Our Economy at the Brink

Not really, but the potential is there, either for real growth (which we had little of in the past two years), or a real slide into a second dip, next year. On the other hand, we seem to have a knack for choosing the route in between. Payrolls, factory orders and the stock market seem to agree on nothing.

If you ignore the temporary jobs for the Christmas shopping season, there has been a loss of both jobs as a whole and factory jobs for the past several months.

Congress continues to debate whether to raise taxes or not, and I don't think, in the long run, they will go up. But if they do, we will slide into another recessionary dip, possibly lasting a couple of years. If the renew the "Bush era tax cuts," we will continue to drive forward into a better economy. But how much better is anyone's guess. A lot of that has to do with how much of Obamacare can be killed off, and whether of not the carbon tax monster can be killed dead.

Gas prices have begun to rise in December. I believe the era of a price drop each winter is gone. China is now a major price driver in the gas and oil markets. And in all other commodity markets as well. Coal, Copper, Food, Gold, Iron, Silver.

Bernanke thinks it will take years, maybe five years, to recover to a "normal" unemployment rate, and thinks the threat of inflation is overblown. I think he is very much an optimist. My thoughts are much more along the lines of Tom Dennen, who bills himself as a Paranoid Historian.

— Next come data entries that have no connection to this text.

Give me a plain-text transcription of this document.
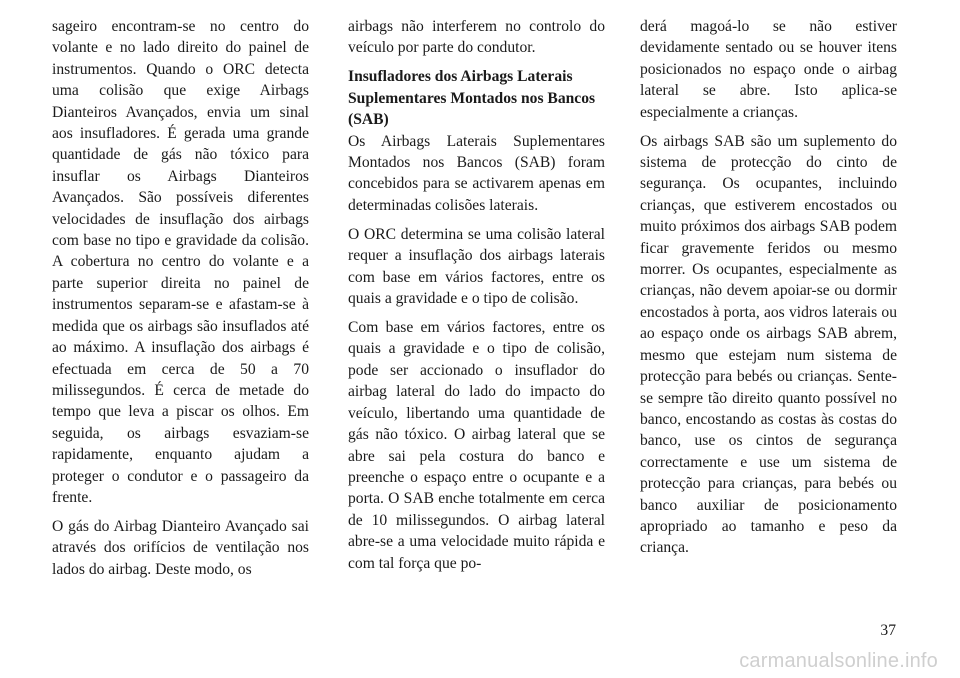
sageiro encontram-se no centro do volante e no lado direito do painel de instrumentos. Quando o ORC detecta uma colisão que exige Airbags Dianteiros Avançados, envia um sinal aos insufladores. É gerada uma grande quantidade de gás não tóxico para insuflar os Airbags Dianteiros Avançados. São possíveis diferentes velocidades de insuflação dos airbags com base no tipo e gravidade da colisão. A cobertura no centro do volante e a parte superior direita no painel de instrumentos separam-se e afastam-se à medida que os airbags são insuflados até ao máximo. A insuflação dos airbags é efectuada em cerca de 50 a 70 milissegundos. É cerca de metade do tempo que leva a piscar os olhos. Em seguida, os airbags esvaziam-se rapidamente, enquanto ajudam a proteger o condutor e o passageiro da frente.

O gás do Airbag Dianteiro Avançado sai através dos orifícios de ventilação nos lados do airbag. Deste modo, os

airbags não interferem no controlo do veículo por parte do condutor.

Insufladores dos Airbags Laterais Suplementares Montados nos Bancos (SAB)

Os Airbags Laterais Suplementares Montados nos Bancos (SAB) foram concebidos para se activarem apenas em determinadas colisões laterais.

O ORC determina se uma colisão lateral requer a insuflação dos airbags laterais com base em vários factores, entre os quais a gravidade e o tipo de colisão.

Com base em vários factores, entre os quais a gravidade e o tipo de colisão, pode ser accionado o insuflador do airbag lateral do lado do impacto do veículo, libertando uma quantidade de gás não tóxico. O airbag lateral que se abre sai pela costura do banco e preenche o espaço entre o ocupante e a porta. O SAB enche totalmente em cerca de 10 milissegundos. O airbag lateral abre-se a uma velocidade muito rápida e com tal força que po-

derá magoá-lo se não estiver devidamente sentado ou se houver itens posicionados no espaço onde o airbag lateral se abre. Isto aplica-se especialmente a crianças.

Os airbags SAB são um suplemento do sistema de protecção do cinto de segurança. Os ocupantes, incluindo crianças, que estiverem encostados ou muito próximos dos airbags SAB podem ficar gravemente feridos ou mesmo morrer. Os ocupantes, especialmente as crianças, não devem apoiar-se ou dormir encostados à porta, aos vidros laterais ou ao espaço onde os airbags SAB abrem, mesmo que estejam num sistema de protecção para bebés ou crianças. Sente-se sempre tão direito quanto possível no banco, encostando as costas às costas do banco, use os cintos de segurança correctamente e use um sistema de protecção para crianças, para bebés ou banco auxiliar de posicionamento apropriado ao tamanho e peso da criança.

37
carmanualsonline.info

The dollar continues to weaken, although it has leveled off for the past few days. The government insists there is no inflation, but the price of energy and food have been going up for more than a year. I have some news for the government. Prices going up are a sure sign of inflation. Just because you can juggle the numbers to count out all the factors that go up doesn't mean they go away.

This coming year might be more than interesting.